当我们回望21世纪20年代由大语言模型(LLM)引发的“AI味儿”语言现象——即表达趋同、修辞泛滥、情感稀释、结构模板化——其实在人类文明史上,并非孤例。历史上至少有三个可类比的“语言风格危机”时期,它们虽技术背景不同,但都因媒介变革、教育普及或权力规训,导致语言出现“标准化—失真—反思”的循环。
一、18世纪欧洲:启蒙理性主义与“沙龙文体”的泛滥
背景:
启蒙运动推崇理性、清晰、普遍性,强调语言应服务于逻辑与公共讨论。
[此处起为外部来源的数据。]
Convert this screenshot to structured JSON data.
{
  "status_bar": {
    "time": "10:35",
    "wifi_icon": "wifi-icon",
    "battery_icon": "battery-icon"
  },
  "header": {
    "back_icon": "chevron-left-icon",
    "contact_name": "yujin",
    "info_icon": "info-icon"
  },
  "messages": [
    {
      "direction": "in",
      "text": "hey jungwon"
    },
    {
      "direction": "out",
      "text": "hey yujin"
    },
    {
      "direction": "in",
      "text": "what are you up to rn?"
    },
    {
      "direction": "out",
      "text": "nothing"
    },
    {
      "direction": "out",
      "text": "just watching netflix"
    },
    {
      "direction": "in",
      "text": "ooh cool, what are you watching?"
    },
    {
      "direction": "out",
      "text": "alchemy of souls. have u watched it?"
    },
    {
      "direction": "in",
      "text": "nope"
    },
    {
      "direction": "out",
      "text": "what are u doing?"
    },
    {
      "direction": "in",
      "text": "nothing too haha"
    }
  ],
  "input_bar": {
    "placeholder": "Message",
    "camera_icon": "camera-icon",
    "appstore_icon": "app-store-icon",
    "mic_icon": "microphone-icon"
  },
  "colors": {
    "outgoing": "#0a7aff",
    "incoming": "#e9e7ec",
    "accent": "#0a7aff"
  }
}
法国沙龙文化、英国期刊文学兴起,催生了一种高度修饰、平衡对称、充满格言警句的“优雅文体”。
“AI味儿”的前身?
- 句式工整,善用三段论(“人是理性的动物;理性要求自由;故自由乃天赋人权”);
- 大量使用抽象概念(“自然”“人性”“进步”),却回避具体经验;
- 情感被理性过滤,个人声音被“普遍理性”覆盖。
反思与反弹:
卢梭在《论人类不平等的起源》中痛斥这种“矫饰语言”掩盖了真实情感;浪漫主义运动(如华兹华斯)则主张“诗是强烈情感的自然流露”,呼吁回归朴素、个体、甚至粗粝的语言。这恰似今日对“AI味儿”的批判——反对用形式完美掩盖思想空洞。
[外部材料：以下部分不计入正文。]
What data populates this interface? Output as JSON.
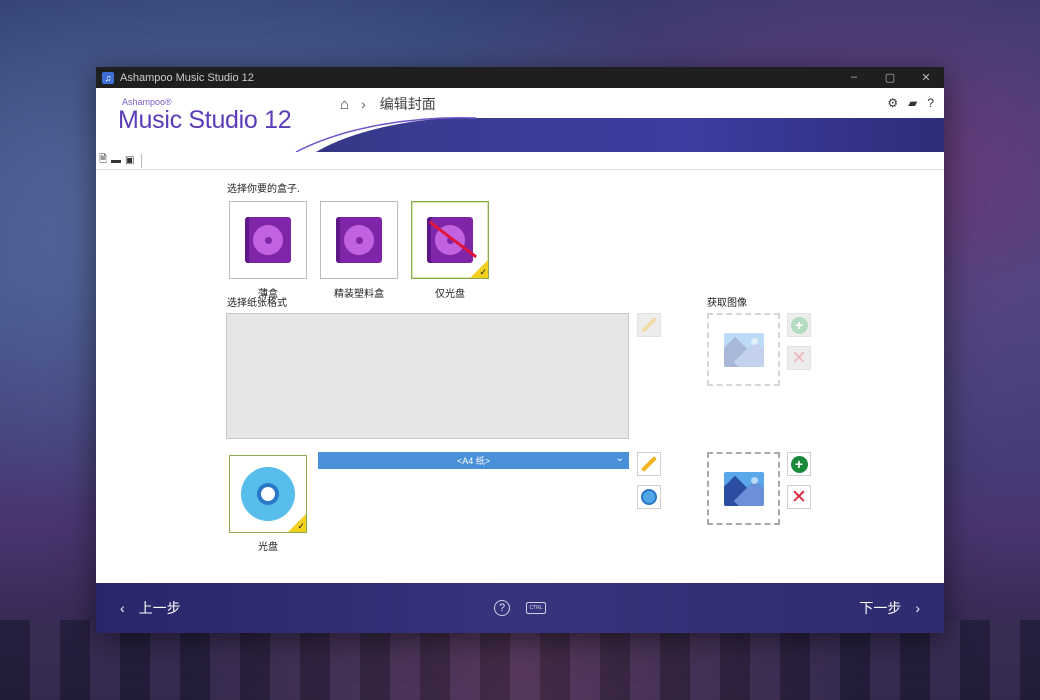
{
  "window": {
    "title": "Ashampoo Music Studio 12",
    "controls": [
      "–",
      "▢",
      "✕"
    ]
  },
  "header": {
    "logo_small": "Ashampoo®",
    "logo_big": "Music Studio 12",
    "breadcrumb": {
      "current": "编辑封面"
    },
    "right_icons": [
      "gear-icon",
      "notes-icon",
      "help-icon"
    ],
    "help_symbol": "?"
  },
  "toolbar": {
    "icons": [
      "new-file-icon",
      "open-folder-icon",
      "save-icon"
    ]
  },
  "case_section": {
    "label": "选择你要的盒子.",
    "options": [
      {
        "label": "薄盒",
        "selected": false
      },
      {
        "label": "精装塑料盒",
        "selected": false
      },
      {
        "label": "仅光盘",
        "selected": true
      }
    ]
  },
  "paper_section": {
    "label": "选择纸张格式",
    "select_value": "<A4 纸>"
  },
  "image_section": {
    "label": "获取图像"
  },
  "disc": {
    "label": "光盘"
  },
  "colors": {
    "accent_blue": "#4a90d9",
    "brand_purple": "#5b3db8",
    "case_purple": "#7e25a8",
    "check_yellow": "#f2d01e",
    "footer_bg": "#2f2b70"
  },
  "footer": {
    "prev_label": "上一步",
    "next_label": "下一步",
    "ctrl_key": "CTRL"
  }
}
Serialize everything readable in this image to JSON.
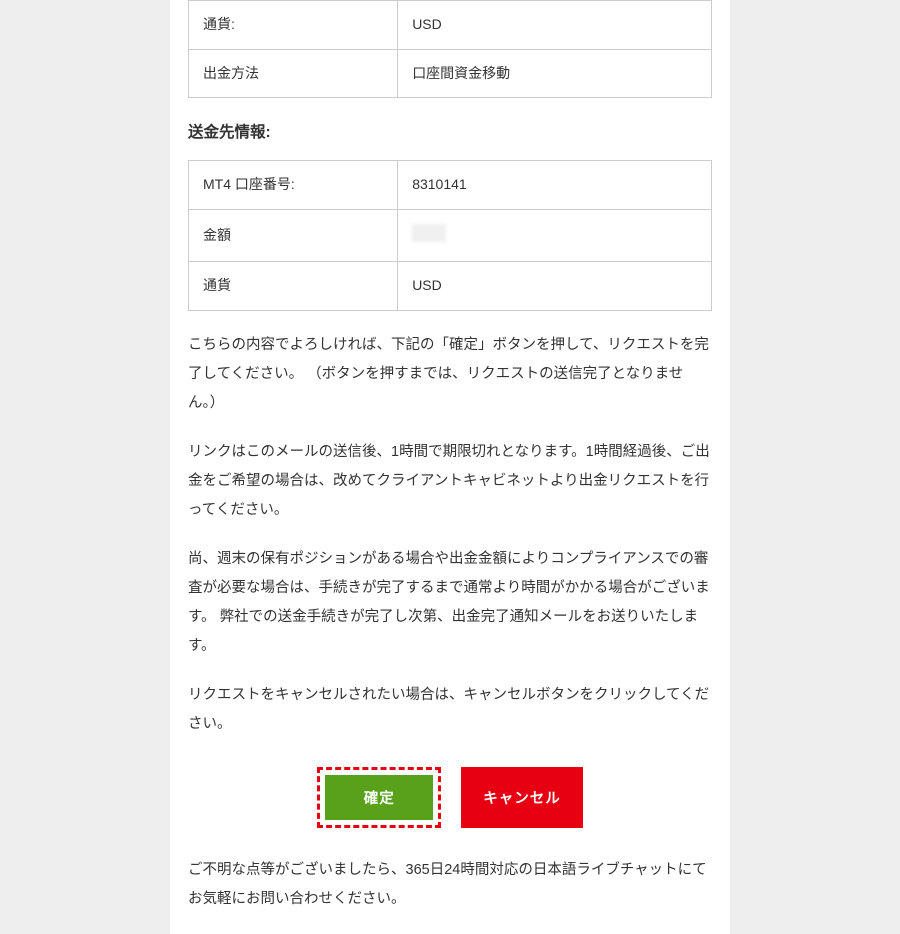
{
  "source_table": {
    "currency_label": "通貨:",
    "currency_value": "USD",
    "method_label": "出金方法",
    "method_value": "口座間資金移動"
  },
  "destination_heading": "送金先情報:",
  "destination_table": {
    "account_label": "MT4 口座番号:",
    "account_value": "8310141",
    "amount_label": "金額",
    "amount_value": "",
    "currency_label": "通貨",
    "currency_value": "USD"
  },
  "paragraphs": {
    "p1": "こちらの内容でよろしければ、下記の「確定」ボタンを押して、リクエストを完了してください。 （ボタンを押すまでは、リクエストの送信完了となりません。）",
    "p2": "リンクはこのメールの送信後、1時間で期限切れとなります。1時間経過後、ご出金をご希望の場合は、改めてクライアントキャビネットより出金リクエストを行ってください。",
    "p3": "尚、週末の保有ポジションがある場合や出金金額によりコンプライアンスでの審査が必要な場合は、手続きが完了するまで通常より時間がかかる場合がございます。 弊社での送金手続きが完了し次第、出金完了通知メールをお送りいたします。",
    "p4": "リクエストをキャンセルされたい場合は、キャンセルボタンをクリックしてください。",
    "p5": "ご不明な点等がございましたら、365日24時間対応の日本語ライブチャットにてお気軽にお問い合わせください。"
  },
  "buttons": {
    "confirm": "確定",
    "cancel": "キャンセル"
  }
}
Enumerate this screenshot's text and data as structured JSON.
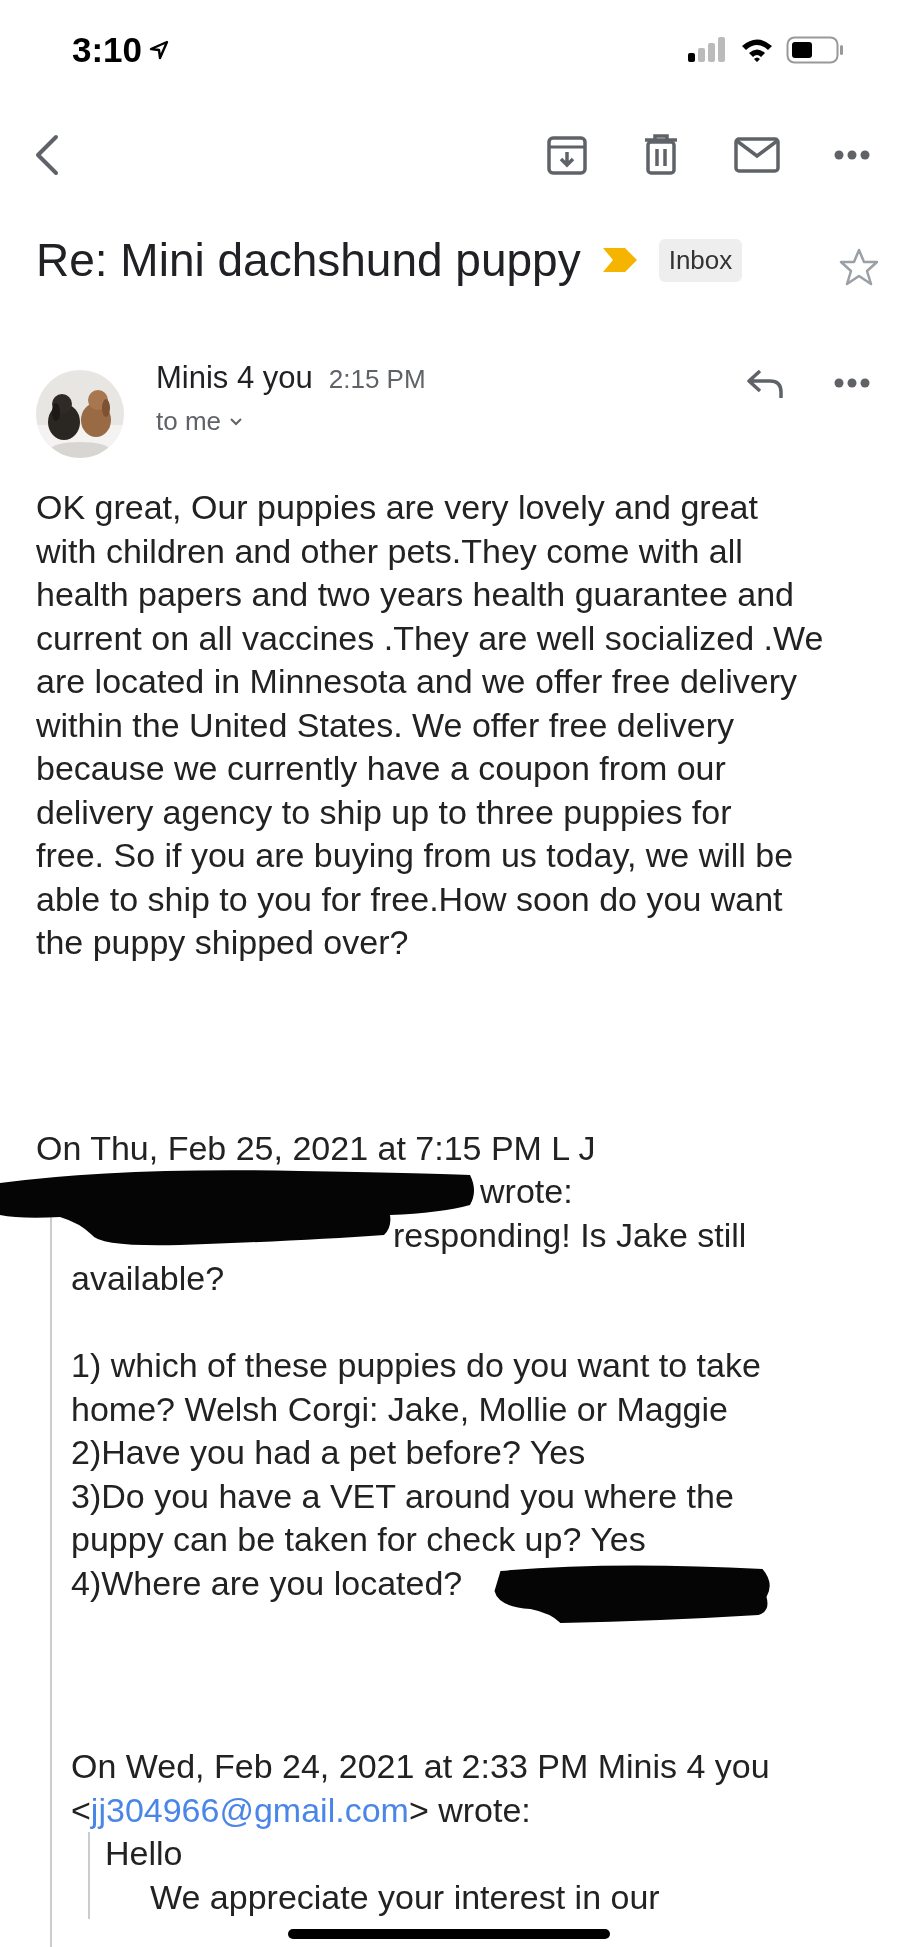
{
  "status_bar": {
    "time": "3:10"
  },
  "subject": "Re: Mini dachshund puppy",
  "important": true,
  "label": "Inbox",
  "starred": false,
  "sender": {
    "name": "Minis 4 you",
    "time": "2:15 PM",
    "recipient": "to me"
  },
  "body": "OK great, Our puppies are very lovely and great\nwith children and other pets.They come with all\nhealth papers and two years health guarantee and\ncurrent on all vaccines .They are well socialized .We\nare located in Minnesota and we offer free delivery\nwithin the United States. We offer free delivery\nbecause we currently have a coupon from our\ndelivery agency to ship up to three puppies for\nfree. So if you are buying from us today, we will be\nable to ship to you for free.How soon do you want\nthe puppy shipped over?",
  "quote": {
    "header": "On Thu, Feb 25, 2021 at 7:15 PM L J",
    "header_end": "wrote:",
    "first_line": "responding! Is Jake still\navailable?",
    "answers": [
      "1) which of these puppies do you want to take\nhome? Welsh Corgi: Jake, Mollie or Maggie",
      "2)Have you had a pet before? Yes",
      "3)Do you have a VET around you where the\npuppy can be taken for check up? Yes",
      "4)Where are you located?"
    ],
    "nested": {
      "header": "On Wed, Feb 24, 2021 at 2:33 PM Minis 4 you",
      "before": "<",
      "email": "jj304966@gmail.com",
      "after": "> wrote:",
      "greeting": "Hello",
      "line": "We appreciate your interest in our"
    }
  }
}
二、19世纪末至20世纪初:官僚文书与“公文腔”的扩张
背景:
随着民族国家建立、行政体系扩张,政府公文、法律文本、商业信函大量标准化。打字机、电报等新技术也要求语言简洁、无歧义、可复制。
语言特征:
- 被动语态泛滥(“决定已被作出”而非“我们决定”);
- 名词化严重(“进行协商”代替“谈一谈”);
- 情感完全剔除,追求“客观中立”。
批判声音:
乔治·奥威尔在1946年《政治与英语》中尖锐指出:“模糊的语言是腐败思想的温床。”他列举的“垂死隐喻”“无意义词汇”“pretentious diction(装腔作势的措辞)”几乎可直接套用于今日AI文本。他提倡“清晰、诚实、具象”的写作,正是对“公文腔”的反抗——而今天,我们也在做同样的事。
三、20世纪50–80年代:苏联与东欧的“宣传话语”体制化
背景:
在高度意识形态化的社会中,语言被系统性地工具化。官方媒体、教科书、演讲稿形成一套固定词汇库和句式模板(如“在党的英明领导下”“广大人民群众”“历史性胜利”)。
语言特征:
- 高度重复的套话(“战无不胜的马列主义”);
- 情感被集体化(个人喜怒必须升华为“阶级感情”);
- 个体经验被宏大叙事吞没。
抵抗方式:
东欧作家如哈维尔、昆德拉通过“日常语言”“私人日记”“荒诞反讽”来打破宣传话语的垄断。哈维尔提出“生活在真实中”——即用未经审查的、属于自己的语言说话。这与今天人们刻意保留“口语化”“方言”“情绪波动”以对抗AI模板,逻辑惊人一致。
四、共通的历史逻辑:标准化 vs. 主体性
这些历史时段与今日AI语言危机的深层共鸣在于:
| 维度 | 历史案例 | 当代AI现象 |
|---|---|---|
| 驱动力 | 启蒙理性 / 国家治理 / 意识形态 / 算法优化 | 数据驱动 + 安全对齐 + 用户偏好建模 |
| 语言后果 | 修辞泛滥 / 公文腔 / 宣传套话 | AI味儿(结构模板+抽象修辞+情感稀释) |
| 核心焦虑 | “我还能说自己的话吗?” | “我的表达是否只是算法的回声?” |
| 抵抗策略 | 浪漫主义 / 清晰写作 / 生活在真实中 | 保留口误 / 使用方言 / 故意“写得不好” |
结语:每一次语言危机,都是人的再确认
历史告诉我们:当语言变得“太好”“太正确”“太流畅”时,往往意味着人的缺席。无论是18世纪的沙龙客、20世纪的官僚,还是21世纪的AI用户,都在面对同一个命题:
语言不仅是交流工具,更是存在证明。
今天的“AI味儿”之所以令人不安,并非因为它低劣,而是因为它过于完美地模仿了人类,却抽走了那个会犹豫、会犯错、会为一片落叶流泪的灵魂。
而人类每一次从语言标准化中突围,都不是为了退回原始,而是为了在新的媒介时代,重新夺回“说人话”的权利——这或许就是文明最坚韧的脉搏。